CSR is the contribution of companies to sustainable development. It means that companies take into account societal, environmental and economic factors in their strategy and their production. This concept which was not one of the main priorities for companies in the early 2000s, is now at the forefront. No doubt your company needs to refer to it as part of its commercial approach and not just to meet legal requirements. To date in France (?), only companies listed on the Cac 40 followed by those with more than 500 employees are required to communicate on their CSR ( NRE Law of 2001 and the Grenelle 2 low of 2010).
There is a chance that you may be leading CSR actions in your organisation.
The 7 pillars of CSR:
So if you have not yet carried out an analysis of the situation (voluntarily or at the request of a client) a place to start is by listing your company’s practices according to the 7 following pillars:
-The governance of the Organization
-Relations and working conditions
– Consistency of practices
-Communities and local development
For this several diagnostic tools are available ( for example LUCIE, alembic RS label).
The Global Compact:
To demonstrate commitment to CSR, companies can join the Global Compact in a simple way and free basis. It is the largest international initiative of voluntary commitment to sustainable development stating 10 principles, based on human rights, international labour standards, the environment and the fight against corruption. With this membership, companies enter a cycle of continuous improvement as each year they commit to carry out a reporting “COP Communication on Progress” and to progress by taking new actions.

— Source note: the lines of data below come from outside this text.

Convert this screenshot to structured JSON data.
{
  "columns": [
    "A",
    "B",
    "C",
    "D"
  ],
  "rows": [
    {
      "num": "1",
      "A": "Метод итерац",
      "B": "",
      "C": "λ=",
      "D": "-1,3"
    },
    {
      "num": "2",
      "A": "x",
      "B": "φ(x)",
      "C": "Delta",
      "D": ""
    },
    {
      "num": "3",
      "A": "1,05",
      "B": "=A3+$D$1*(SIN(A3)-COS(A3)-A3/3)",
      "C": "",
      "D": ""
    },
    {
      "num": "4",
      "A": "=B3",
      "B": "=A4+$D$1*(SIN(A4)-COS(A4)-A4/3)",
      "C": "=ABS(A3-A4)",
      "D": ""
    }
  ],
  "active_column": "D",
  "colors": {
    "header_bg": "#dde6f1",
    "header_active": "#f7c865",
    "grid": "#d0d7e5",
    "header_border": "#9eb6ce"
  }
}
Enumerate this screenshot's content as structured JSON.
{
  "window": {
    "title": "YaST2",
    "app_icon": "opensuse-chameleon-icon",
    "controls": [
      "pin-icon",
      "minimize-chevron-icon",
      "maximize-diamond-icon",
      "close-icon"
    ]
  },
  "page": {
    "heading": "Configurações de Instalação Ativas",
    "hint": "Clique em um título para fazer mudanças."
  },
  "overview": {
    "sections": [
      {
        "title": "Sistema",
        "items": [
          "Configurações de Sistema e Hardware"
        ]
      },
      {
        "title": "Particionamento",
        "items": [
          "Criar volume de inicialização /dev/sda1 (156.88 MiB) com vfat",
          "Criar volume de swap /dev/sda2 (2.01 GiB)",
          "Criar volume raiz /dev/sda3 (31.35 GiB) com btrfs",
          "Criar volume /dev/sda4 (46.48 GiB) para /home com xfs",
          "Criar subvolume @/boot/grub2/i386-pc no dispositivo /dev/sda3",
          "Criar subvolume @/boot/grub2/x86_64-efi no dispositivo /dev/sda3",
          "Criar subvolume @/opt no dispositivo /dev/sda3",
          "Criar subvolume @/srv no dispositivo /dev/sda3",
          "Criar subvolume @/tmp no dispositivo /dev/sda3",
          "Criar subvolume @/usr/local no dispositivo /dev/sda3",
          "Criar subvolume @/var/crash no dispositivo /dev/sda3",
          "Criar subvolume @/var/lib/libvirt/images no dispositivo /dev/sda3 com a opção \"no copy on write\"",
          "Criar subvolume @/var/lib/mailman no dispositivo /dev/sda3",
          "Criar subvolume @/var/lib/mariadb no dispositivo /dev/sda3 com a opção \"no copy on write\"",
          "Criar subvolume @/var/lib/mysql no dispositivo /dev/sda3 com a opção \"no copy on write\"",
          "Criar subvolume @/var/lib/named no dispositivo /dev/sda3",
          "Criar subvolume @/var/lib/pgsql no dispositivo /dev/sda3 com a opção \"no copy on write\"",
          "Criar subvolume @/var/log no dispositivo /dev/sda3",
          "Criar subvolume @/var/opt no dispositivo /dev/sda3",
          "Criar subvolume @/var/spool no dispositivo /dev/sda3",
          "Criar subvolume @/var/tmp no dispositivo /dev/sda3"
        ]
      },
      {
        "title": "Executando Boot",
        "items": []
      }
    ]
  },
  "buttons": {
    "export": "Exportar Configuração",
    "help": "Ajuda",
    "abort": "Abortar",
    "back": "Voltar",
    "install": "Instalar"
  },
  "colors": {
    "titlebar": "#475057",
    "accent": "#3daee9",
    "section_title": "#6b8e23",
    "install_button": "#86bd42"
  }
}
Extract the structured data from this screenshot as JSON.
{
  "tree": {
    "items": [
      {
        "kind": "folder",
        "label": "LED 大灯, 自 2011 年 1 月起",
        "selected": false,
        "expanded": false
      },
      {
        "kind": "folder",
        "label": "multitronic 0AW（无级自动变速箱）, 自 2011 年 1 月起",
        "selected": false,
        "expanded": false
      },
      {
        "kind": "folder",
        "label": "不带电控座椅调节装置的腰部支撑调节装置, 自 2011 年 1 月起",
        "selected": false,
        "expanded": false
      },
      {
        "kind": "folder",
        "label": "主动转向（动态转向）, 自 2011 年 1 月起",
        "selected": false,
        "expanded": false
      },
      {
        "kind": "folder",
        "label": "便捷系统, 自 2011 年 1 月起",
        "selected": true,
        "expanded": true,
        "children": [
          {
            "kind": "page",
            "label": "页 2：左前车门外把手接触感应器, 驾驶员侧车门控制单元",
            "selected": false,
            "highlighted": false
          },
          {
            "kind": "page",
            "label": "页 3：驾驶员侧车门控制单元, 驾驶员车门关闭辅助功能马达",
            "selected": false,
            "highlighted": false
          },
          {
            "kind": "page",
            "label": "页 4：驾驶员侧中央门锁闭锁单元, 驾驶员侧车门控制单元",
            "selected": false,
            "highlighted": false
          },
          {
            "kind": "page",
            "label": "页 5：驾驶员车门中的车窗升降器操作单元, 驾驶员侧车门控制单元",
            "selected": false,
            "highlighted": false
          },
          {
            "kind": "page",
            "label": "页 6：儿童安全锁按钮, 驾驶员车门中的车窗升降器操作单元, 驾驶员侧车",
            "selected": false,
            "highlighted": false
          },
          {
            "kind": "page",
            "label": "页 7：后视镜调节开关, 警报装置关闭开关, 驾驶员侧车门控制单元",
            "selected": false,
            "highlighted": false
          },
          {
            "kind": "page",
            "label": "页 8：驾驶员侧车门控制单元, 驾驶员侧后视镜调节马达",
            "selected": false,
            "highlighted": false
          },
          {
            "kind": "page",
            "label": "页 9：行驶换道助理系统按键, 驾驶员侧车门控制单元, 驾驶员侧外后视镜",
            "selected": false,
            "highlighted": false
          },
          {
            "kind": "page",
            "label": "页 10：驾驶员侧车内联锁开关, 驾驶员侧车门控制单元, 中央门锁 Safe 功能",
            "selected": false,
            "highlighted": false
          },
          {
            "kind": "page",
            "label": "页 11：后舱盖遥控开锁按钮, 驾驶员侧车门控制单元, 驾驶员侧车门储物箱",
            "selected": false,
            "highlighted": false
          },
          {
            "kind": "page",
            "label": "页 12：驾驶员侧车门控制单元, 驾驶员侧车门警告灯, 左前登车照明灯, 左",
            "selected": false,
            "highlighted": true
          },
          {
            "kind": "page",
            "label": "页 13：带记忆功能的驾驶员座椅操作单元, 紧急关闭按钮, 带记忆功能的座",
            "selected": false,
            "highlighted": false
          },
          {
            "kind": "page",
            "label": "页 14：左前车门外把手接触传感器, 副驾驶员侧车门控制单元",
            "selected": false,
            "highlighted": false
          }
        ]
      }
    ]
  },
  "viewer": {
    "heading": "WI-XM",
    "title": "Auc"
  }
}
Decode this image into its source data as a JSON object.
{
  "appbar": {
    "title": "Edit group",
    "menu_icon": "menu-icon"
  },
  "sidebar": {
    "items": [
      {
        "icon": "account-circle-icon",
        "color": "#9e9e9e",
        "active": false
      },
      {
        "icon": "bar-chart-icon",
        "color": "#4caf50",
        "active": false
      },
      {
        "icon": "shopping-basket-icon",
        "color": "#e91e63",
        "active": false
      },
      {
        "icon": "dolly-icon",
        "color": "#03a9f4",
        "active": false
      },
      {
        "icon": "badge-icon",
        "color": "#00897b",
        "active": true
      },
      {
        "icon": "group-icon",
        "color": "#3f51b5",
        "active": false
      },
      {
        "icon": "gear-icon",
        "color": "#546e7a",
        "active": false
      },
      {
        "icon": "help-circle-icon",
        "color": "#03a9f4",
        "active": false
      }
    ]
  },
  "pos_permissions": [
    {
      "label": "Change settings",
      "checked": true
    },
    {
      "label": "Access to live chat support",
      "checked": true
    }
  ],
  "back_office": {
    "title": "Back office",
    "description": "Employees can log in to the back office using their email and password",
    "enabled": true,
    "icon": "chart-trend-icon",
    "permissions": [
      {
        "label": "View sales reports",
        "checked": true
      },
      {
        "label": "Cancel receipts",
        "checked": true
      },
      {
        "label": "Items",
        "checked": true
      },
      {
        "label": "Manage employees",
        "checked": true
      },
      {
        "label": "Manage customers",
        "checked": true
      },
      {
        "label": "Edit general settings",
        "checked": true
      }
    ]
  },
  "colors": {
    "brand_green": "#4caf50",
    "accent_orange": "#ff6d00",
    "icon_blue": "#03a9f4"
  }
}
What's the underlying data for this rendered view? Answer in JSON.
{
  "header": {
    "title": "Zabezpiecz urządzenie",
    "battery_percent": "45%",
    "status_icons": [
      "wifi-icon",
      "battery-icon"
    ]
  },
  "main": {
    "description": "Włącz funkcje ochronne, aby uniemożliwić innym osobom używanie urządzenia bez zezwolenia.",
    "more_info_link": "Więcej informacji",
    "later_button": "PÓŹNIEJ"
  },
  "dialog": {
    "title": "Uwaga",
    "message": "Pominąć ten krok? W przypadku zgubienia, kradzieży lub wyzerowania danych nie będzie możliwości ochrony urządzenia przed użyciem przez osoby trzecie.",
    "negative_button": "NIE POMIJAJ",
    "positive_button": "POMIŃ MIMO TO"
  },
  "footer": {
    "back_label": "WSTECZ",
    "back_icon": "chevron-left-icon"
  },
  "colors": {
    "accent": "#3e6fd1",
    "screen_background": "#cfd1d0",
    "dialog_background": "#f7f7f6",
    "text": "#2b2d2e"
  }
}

Implementing indicators with annual monitoring is also a way of visualising progress and identifying potential areas for improvement.
The recent news in December 2016 has added new topics on the subject of CSR with the French (?) “Sapin 2 Law” on transparency, fight against corruption and modernisation of economic life. Large companies will be obliged to prevent and detect the risks of corruption.
The objective of such an approach is not to be a constraint but an opportunity for growth and differentiation in relation to the competition. One can even mention the positive impression that will be generated to commercial partners, financiers, suppliers and employees with new generations having expectations broader than the “work” objective.